Costume-clad participants from the Santa Clarita Valley, the Antelope Valley and Los Angeles expressed their opinions on federal tax reform, women’s equality, health care and immigration outside of Congressman Steve Knight’s local office Tuesday.
A man in an onion costume had a poster that read “Knight’s votes makes me cry” and a woman dressed as Minnie Mouse held a sign that said, “Steve Knight stop mousing around.”
Donning a bonnet and cloak like a character from The Handmaid’s Tale, longtime Santa Clarita resident Nanette Meister said she wanted to demonstrate that women should not be silenced and have a right to birth control and maternity leave.
“I see things going backwards,” Meister said. “I don’t want these things for my grandkids. I want to move forward.”
Motivated to protest after hearing White House Chief of Staff John F. Kelly’s comments on Monday calling Robert E. Lee “an honorable man,” SCV resident Sue Silwester-Rice held a sign condemning slavery.

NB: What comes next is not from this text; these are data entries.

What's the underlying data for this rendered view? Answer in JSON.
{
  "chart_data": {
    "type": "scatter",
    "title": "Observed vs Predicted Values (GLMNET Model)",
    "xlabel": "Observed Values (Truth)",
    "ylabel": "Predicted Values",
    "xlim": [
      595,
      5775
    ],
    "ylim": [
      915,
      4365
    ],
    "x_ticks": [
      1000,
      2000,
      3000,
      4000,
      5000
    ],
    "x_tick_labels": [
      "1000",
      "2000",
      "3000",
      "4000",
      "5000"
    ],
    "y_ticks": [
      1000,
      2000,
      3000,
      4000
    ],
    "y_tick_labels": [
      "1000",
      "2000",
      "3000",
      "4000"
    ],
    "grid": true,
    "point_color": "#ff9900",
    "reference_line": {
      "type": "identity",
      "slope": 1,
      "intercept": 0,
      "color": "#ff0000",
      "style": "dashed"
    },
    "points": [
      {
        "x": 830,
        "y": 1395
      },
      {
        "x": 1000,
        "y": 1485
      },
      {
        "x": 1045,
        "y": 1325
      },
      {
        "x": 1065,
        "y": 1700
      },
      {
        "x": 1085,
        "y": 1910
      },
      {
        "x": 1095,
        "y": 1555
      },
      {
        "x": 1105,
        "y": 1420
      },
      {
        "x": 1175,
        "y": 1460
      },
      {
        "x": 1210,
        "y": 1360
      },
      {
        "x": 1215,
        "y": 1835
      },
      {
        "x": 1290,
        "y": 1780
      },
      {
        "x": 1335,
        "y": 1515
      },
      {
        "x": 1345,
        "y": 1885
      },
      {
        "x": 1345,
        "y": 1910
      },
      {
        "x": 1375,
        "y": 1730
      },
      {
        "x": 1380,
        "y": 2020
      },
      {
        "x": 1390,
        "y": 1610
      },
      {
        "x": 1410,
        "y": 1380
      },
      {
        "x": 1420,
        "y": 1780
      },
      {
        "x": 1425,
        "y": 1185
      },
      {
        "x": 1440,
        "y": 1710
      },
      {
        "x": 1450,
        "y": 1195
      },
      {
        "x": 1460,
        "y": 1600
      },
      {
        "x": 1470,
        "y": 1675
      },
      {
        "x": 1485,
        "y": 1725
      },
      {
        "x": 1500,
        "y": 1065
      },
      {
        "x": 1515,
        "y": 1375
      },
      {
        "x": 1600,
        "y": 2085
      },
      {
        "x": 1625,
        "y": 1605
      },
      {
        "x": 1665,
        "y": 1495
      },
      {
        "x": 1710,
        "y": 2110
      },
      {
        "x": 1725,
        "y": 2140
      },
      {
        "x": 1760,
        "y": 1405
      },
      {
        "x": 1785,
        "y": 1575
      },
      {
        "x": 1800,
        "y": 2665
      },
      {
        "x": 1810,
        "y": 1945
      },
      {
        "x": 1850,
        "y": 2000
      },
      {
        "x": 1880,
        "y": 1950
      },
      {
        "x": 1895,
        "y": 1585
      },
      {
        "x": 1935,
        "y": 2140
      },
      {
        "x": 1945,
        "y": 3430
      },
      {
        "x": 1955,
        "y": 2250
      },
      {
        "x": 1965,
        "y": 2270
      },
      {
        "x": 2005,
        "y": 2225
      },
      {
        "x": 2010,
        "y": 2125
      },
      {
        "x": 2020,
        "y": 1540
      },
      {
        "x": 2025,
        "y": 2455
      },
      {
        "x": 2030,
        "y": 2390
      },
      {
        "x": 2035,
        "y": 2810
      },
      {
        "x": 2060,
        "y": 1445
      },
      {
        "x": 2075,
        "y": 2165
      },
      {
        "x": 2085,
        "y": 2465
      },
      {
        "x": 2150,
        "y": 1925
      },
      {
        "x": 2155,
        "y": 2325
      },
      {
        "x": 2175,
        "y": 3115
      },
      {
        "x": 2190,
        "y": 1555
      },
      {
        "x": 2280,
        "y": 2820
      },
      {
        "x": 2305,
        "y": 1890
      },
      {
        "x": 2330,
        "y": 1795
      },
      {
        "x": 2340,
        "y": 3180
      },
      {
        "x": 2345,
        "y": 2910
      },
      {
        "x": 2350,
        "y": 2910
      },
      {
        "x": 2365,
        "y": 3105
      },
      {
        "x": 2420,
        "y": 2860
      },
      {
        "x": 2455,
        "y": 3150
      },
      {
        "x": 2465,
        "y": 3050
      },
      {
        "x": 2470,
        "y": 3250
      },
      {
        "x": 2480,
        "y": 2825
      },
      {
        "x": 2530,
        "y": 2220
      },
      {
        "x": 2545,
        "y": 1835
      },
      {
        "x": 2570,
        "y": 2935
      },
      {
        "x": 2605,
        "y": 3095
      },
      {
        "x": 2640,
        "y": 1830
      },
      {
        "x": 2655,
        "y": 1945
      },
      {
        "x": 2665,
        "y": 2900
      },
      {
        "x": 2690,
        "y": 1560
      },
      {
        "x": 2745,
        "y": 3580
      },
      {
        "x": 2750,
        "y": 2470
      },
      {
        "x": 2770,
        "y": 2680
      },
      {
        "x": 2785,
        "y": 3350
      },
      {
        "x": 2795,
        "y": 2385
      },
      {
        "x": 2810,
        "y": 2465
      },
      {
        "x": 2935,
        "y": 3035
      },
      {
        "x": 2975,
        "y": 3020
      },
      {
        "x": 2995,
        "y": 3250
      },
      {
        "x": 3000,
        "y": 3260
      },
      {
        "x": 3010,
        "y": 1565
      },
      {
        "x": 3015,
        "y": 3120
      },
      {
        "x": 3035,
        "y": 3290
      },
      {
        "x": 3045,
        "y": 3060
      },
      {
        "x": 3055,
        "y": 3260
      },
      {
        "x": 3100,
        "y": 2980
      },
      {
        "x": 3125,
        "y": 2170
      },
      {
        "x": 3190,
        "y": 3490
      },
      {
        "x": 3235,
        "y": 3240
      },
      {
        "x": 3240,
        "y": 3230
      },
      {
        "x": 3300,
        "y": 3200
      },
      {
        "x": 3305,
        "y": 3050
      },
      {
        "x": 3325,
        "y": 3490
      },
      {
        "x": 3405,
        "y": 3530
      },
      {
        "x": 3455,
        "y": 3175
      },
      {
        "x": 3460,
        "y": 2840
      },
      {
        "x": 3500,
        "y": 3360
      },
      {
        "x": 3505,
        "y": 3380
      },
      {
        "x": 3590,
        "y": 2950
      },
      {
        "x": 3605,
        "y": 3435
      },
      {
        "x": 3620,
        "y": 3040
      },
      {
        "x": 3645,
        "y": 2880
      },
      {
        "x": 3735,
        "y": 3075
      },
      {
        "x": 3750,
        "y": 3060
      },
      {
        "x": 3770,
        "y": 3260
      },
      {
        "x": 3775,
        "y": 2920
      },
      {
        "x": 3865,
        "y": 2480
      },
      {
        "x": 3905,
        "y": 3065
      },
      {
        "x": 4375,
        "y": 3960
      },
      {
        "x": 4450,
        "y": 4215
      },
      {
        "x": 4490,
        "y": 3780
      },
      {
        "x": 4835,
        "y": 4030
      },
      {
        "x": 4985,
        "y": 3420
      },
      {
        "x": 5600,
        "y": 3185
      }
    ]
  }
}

“I read (Kelly’s comments) and was so mad,” Silwester-Rice said. “The whole thing is wrong. I still have to decorate my yard for Halloween, but being here is more important and the kids will understand.”

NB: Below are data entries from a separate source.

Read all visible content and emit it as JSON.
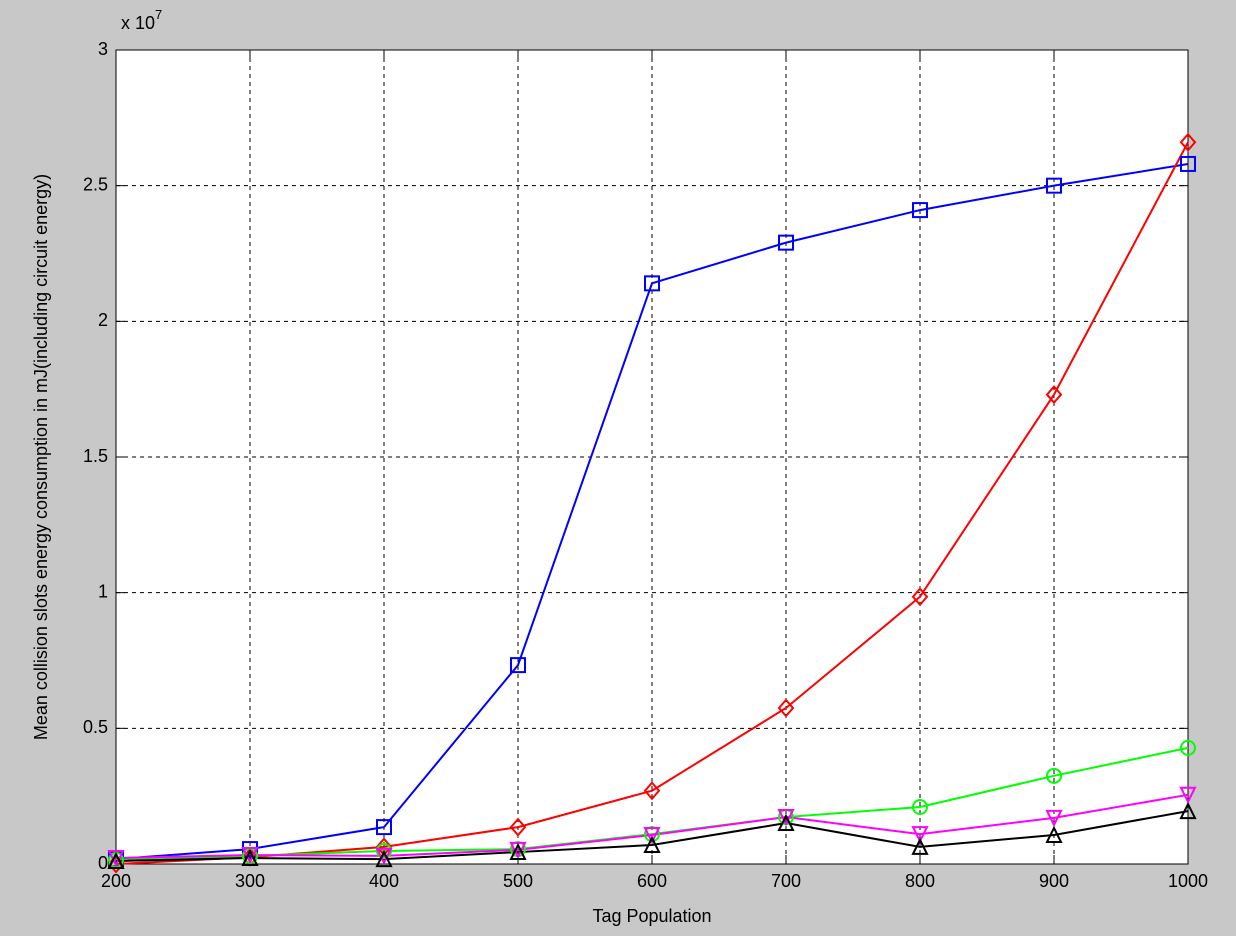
{
  "chart_data": {
    "type": "line",
    "x_label": "Tag Population",
    "y_label": "Mean collision slots energy consumption in mJ(including circuit energy)",
    "axis_multiplier": {
      "base": "x 10",
      "exponent": "7"
    },
    "x": [
      200,
      300,
      400,
      500,
      600,
      700,
      800,
      900,
      1000
    ],
    "xlim": [
      200,
      1000
    ],
    "xticks": [
      200,
      300,
      400,
      500,
      600,
      700,
      800,
      900,
      1000
    ],
    "ylim": [
      0,
      3
    ],
    "yticks": [
      0,
      0.5,
      1,
      1.5,
      2,
      2.5,
      3
    ],
    "grid": true,
    "series": [
      {
        "color": "#0000ff",
        "marker": "square",
        "values": [
          0.018,
          0.055,
          0.136,
          0.733,
          2.14,
          2.29,
          2.41,
          2.5,
          2.58
        ]
      },
      {
        "color": "#ff0000",
        "marker": "diamond",
        "values": [
          0.0,
          0.025,
          0.063,
          0.136,
          0.27,
          0.575,
          0.985,
          1.73,
          2.66
        ]
      },
      {
        "color": "#00ff00",
        "marker": "circle",
        "values": [
          0.015,
          0.03,
          0.048,
          0.055,
          0.11,
          0.173,
          0.21,
          0.325,
          0.428
        ]
      },
      {
        "color": "#ff00ff",
        "marker": "triangle-down",
        "values": [
          0.022,
          0.033,
          0.03,
          0.052,
          0.107,
          0.173,
          0.11,
          0.17,
          0.255
        ]
      },
      {
        "color": "#000000",
        "marker": "triangle-up",
        "values": [
          0.011,
          0.022,
          0.018,
          0.044,
          0.07,
          0.151,
          0.063,
          0.107,
          0.195
        ]
      }
    ]
  }
}
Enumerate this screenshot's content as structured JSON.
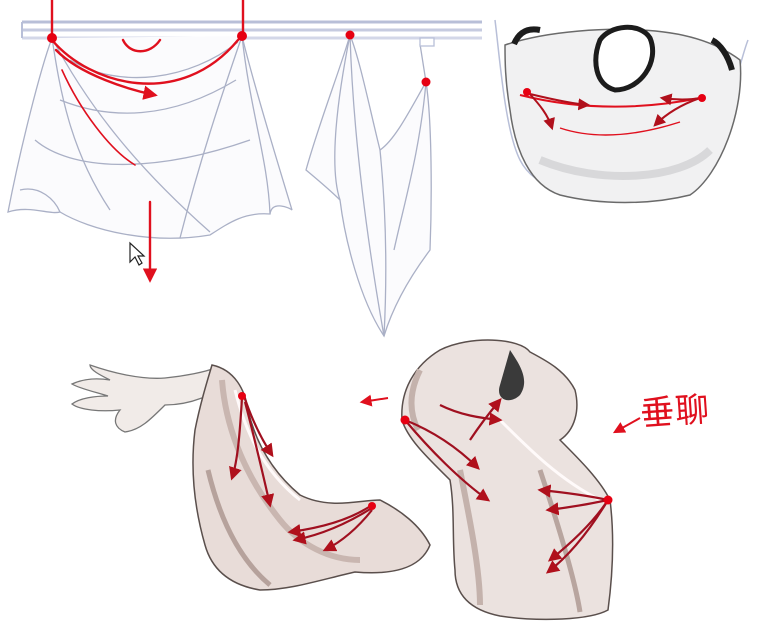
{
  "annotation": {
    "text": "垂聊"
  },
  "colors": {
    "stroke_red": "#e0101e",
    "dark_red": "#a01020",
    "pin_red": "#e60012",
    "rod": "#b8bfd8",
    "cloth_line": "#aab0c6",
    "cloth_shade": "#cdbfba",
    "skin": "#f1ebe8",
    "shirt_band": "#1c1c1c"
  },
  "icons": [
    "mouse-cursor-icon",
    "arrow-left-icon",
    "pin-icon"
  ]
}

There are two times in Saugus resident Jocelyn Bullock’s life that she has been politically-motivated.
First was in the Philippines when residents ousted President Ferdinand Marcos and the second is now under President Donald Trump.
“There are a lot of parallelisms,” Bullock said about the presidents.
She was spurred to action when Republicans tried to pass a new health care plan because her husband has pulmonary fibrosis.
“Now it’s personal because it is affecting my family,” she said.
Executive Board Member of the Local 721 Service Employees International Union Adolfo Granados said he was concerned with the tax cuts to food stamps and the rescinding of Deferred Action for Childhood Arrivals.
Granados works for the Department of Public Social Services and said these issues affect the people who come into his office each day.
“Anyone who works 40 hours a week should not be coming into my office because they cannot afford food,” Granados said. “The difference of $5 or $10 is huge for them.”